Scout, a device designed by Scanadu, will scan your vital signs, temperature, ECG, heart rate, oximetry and stress just by placing the devise against your skin. The scan results are then sent to your smartphone for recording and analysis.
Scanadu also has developed a separate test that one can use to take a saliva or urine sample, and then simply photograph the sample with your smartphone and analyze the results with their app. It doesn't seem far-fetched that someday soon, we'll see Medical iPhones, or something similar, that are build specifically for the medical industry and have these kinds of capabilities built in - additional sensors and inputs that the average smartphone wouldn't need.
There are certainly many people who were never fans of Star Trek and have never understood why so many others are obsessed.
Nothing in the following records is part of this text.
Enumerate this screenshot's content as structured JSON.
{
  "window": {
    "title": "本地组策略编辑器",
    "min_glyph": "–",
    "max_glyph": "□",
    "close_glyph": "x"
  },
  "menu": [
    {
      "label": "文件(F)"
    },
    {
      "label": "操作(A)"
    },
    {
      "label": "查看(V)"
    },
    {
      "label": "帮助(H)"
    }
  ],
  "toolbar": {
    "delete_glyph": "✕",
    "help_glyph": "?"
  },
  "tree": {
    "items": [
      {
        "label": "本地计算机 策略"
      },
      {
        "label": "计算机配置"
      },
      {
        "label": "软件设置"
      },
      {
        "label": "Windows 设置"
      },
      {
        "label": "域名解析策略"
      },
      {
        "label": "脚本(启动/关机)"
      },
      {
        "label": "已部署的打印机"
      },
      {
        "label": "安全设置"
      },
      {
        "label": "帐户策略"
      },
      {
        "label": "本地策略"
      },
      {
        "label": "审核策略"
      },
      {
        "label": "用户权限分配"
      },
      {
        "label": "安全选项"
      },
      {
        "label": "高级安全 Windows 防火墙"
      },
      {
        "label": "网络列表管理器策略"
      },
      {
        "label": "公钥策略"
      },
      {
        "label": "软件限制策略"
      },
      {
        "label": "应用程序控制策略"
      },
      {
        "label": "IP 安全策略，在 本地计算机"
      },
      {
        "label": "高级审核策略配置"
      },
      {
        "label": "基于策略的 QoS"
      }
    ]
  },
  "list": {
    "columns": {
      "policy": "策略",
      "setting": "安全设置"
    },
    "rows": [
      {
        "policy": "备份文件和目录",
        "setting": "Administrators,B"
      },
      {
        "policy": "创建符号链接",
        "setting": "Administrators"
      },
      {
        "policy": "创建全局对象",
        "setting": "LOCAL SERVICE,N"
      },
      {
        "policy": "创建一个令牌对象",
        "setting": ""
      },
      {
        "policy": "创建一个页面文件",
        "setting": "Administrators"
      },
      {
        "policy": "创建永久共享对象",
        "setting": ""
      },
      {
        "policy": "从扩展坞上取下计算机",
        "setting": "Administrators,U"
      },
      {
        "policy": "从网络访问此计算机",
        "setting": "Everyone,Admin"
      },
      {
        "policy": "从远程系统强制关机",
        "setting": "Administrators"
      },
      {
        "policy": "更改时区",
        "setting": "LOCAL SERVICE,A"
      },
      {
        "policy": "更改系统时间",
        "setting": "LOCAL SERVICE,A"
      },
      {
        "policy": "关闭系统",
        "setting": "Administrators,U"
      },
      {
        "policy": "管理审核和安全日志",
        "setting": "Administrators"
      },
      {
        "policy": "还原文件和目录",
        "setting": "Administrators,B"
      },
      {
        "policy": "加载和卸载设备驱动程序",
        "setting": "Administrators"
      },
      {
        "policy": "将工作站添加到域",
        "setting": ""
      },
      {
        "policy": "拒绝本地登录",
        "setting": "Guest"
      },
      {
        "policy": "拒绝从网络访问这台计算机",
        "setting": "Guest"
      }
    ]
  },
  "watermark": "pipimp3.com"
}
Yet the show is arguably the most successful franchise ever imagined, with six television series, now twelve films, dozens of annual conventions and countless books and other merchandise. That's due in large part to the strength of the stories and characters, but it's also due to the fact that all of the technology in the series and films is not as fantastical as you might think. The creators and writers tried to imagine what our own world and technology would be like hundreds of years from now. Considering how quickly we're developing, it sure looks like we're ahead of the pace.
So soon, you'll be able to ask Google for Tea, Earl Grey, Hot, and watch as Google sends your order to the printer.